Of course, not all available online mental health resources are created equal, and there is plenty of unhelpful content out there too. Ample mental health misinformation is shared in digital spaces, along with harmful content that may trigger teens at-risk for eating disorders or self-harm.

But the kneejerk reaction — to propose blanket bans on teens’ social media use — is unrealistic and short-sighted.

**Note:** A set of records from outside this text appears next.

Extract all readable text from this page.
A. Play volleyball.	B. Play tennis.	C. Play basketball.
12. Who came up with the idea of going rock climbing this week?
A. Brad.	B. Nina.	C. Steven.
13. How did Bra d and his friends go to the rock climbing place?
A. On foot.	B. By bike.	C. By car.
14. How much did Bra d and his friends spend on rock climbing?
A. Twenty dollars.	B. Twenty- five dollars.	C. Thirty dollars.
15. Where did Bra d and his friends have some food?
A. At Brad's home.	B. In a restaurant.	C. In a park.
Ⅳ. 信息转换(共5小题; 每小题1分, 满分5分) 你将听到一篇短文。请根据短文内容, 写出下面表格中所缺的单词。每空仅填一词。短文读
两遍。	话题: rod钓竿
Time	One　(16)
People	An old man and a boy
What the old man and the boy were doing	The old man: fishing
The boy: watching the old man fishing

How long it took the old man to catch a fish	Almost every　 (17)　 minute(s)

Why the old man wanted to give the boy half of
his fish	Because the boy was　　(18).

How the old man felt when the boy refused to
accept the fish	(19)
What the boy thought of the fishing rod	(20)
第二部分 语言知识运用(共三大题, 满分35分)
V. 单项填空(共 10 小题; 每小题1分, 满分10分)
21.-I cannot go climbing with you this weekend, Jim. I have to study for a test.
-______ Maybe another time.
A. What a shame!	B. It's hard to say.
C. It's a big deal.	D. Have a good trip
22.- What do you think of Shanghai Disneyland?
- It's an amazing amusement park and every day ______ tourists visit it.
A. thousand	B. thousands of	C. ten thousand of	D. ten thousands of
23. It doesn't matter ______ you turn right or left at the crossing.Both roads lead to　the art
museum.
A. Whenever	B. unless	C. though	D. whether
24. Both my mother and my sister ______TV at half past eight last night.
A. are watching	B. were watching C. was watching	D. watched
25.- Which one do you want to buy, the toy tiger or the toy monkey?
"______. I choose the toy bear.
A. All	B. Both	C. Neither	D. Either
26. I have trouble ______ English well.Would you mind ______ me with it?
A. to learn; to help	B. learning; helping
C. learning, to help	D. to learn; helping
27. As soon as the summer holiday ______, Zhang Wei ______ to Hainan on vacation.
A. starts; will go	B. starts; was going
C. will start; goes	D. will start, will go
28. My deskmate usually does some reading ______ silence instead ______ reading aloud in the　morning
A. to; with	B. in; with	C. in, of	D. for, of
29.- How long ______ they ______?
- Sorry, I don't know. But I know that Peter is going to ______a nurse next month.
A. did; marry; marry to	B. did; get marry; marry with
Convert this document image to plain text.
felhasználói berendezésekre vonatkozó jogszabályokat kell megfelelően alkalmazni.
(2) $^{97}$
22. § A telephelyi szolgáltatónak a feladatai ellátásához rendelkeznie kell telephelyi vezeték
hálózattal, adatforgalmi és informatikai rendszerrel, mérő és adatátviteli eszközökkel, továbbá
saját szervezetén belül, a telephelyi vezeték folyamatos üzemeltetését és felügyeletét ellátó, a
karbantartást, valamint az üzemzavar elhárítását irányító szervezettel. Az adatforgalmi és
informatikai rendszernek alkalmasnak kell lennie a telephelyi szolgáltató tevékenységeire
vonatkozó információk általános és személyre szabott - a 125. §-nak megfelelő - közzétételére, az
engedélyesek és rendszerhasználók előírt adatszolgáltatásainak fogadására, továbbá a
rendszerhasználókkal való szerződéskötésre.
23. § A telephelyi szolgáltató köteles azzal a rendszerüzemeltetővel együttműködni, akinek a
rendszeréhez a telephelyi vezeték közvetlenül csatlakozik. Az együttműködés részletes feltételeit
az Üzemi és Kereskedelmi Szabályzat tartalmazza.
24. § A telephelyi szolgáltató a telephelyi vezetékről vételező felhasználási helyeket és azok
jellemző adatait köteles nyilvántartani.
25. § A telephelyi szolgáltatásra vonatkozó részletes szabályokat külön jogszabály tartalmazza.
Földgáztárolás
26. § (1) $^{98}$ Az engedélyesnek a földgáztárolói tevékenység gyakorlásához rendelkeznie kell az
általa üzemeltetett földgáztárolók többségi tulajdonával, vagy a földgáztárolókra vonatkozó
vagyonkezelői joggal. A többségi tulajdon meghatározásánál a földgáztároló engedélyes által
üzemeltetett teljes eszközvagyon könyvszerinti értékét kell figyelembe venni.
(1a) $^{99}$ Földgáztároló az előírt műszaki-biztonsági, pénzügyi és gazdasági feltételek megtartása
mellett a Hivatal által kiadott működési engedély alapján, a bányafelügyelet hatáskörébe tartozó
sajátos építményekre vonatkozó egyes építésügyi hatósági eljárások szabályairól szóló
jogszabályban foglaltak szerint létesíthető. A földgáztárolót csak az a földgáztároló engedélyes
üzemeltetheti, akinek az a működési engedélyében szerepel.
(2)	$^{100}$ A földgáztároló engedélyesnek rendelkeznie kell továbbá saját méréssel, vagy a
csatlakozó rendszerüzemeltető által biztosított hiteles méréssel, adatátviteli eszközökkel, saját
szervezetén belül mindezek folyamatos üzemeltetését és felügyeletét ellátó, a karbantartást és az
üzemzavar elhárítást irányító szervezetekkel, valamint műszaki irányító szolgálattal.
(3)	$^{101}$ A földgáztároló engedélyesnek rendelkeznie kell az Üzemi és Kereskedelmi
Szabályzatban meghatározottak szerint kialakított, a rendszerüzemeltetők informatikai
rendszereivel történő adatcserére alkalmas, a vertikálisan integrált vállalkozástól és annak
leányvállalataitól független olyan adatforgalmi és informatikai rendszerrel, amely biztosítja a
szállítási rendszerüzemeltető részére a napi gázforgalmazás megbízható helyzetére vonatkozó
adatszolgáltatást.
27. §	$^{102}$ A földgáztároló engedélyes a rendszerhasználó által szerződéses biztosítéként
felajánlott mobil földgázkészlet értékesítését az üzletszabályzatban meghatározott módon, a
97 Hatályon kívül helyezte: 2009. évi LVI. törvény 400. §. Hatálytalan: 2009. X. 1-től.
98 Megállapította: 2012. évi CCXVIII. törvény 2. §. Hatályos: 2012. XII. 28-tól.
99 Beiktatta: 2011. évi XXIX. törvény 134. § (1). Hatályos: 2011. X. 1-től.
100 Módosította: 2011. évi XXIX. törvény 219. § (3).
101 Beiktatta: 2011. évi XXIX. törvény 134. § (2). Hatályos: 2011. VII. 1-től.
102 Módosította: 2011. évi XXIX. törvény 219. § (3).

Instead, given the inevitability of teens’ digital lives, policy-makers and tech companies have a responsibility to support the creation of social media platforms that include not only enforceable guardrails against harmful content but that also embed helpful tools for youth mental health. Collaborations with scientists, clinicians, young people, and social media companies could make these online mental health tools a major force for good by connecting millions more adolescents with effective mental health tools, when many might otherwise access no support at all. Even if the average effects of these tools on individuals is modest, their public health benefits could be substantial if widely-deployed, much like adding fluoride to drinking water to prevent population-wide rates of tooth decay. Although that approach doesn’t eliminate cavities, it can make them a less frequent and severe.

With these kinds of partnerships, social media companies could choose to reconstruct their platforms to direct teens away from psychologically harmful content and toward resources that work. The online interventions that are most likely to succeed are ones that lean into teens’ natural drives for independence and autonomy, such as those that are accessible when and where teens want to use them and those that promote social connection with peers who share identities or experiences.

Of course, when it comes to testing new ways to support teens online, it is dangerous to assume that any seemingly helpful something is better than nothing. For instance, some social media companies have released large language model- or AI-driven chatbots that teens informally use for mental health support, though they tend to have opaque, insufficient guardrails, creating unpredictable risks for exposing adolescents to harm.

To date, numerous mental health apps have been released despite including few to no evidence-based treatment elements — an alarming trend that needs to change. For any new mental health tool, ongoing evaluation and oversight will be essential. But decision-makers have a responsibility to the next generation to find the online mental health supports that work, and safely deliver them to teens through the digital spaces where they’re most likely to find them.

Jessica Schleider is an associate professor of medical social sciences, pediatrics, and psychology at Northwestern University in Evanston, Illinois; director of the Lab for Scalable Mental Health; and author of “Little Treatments, Big Effects” (Robinson, 2023).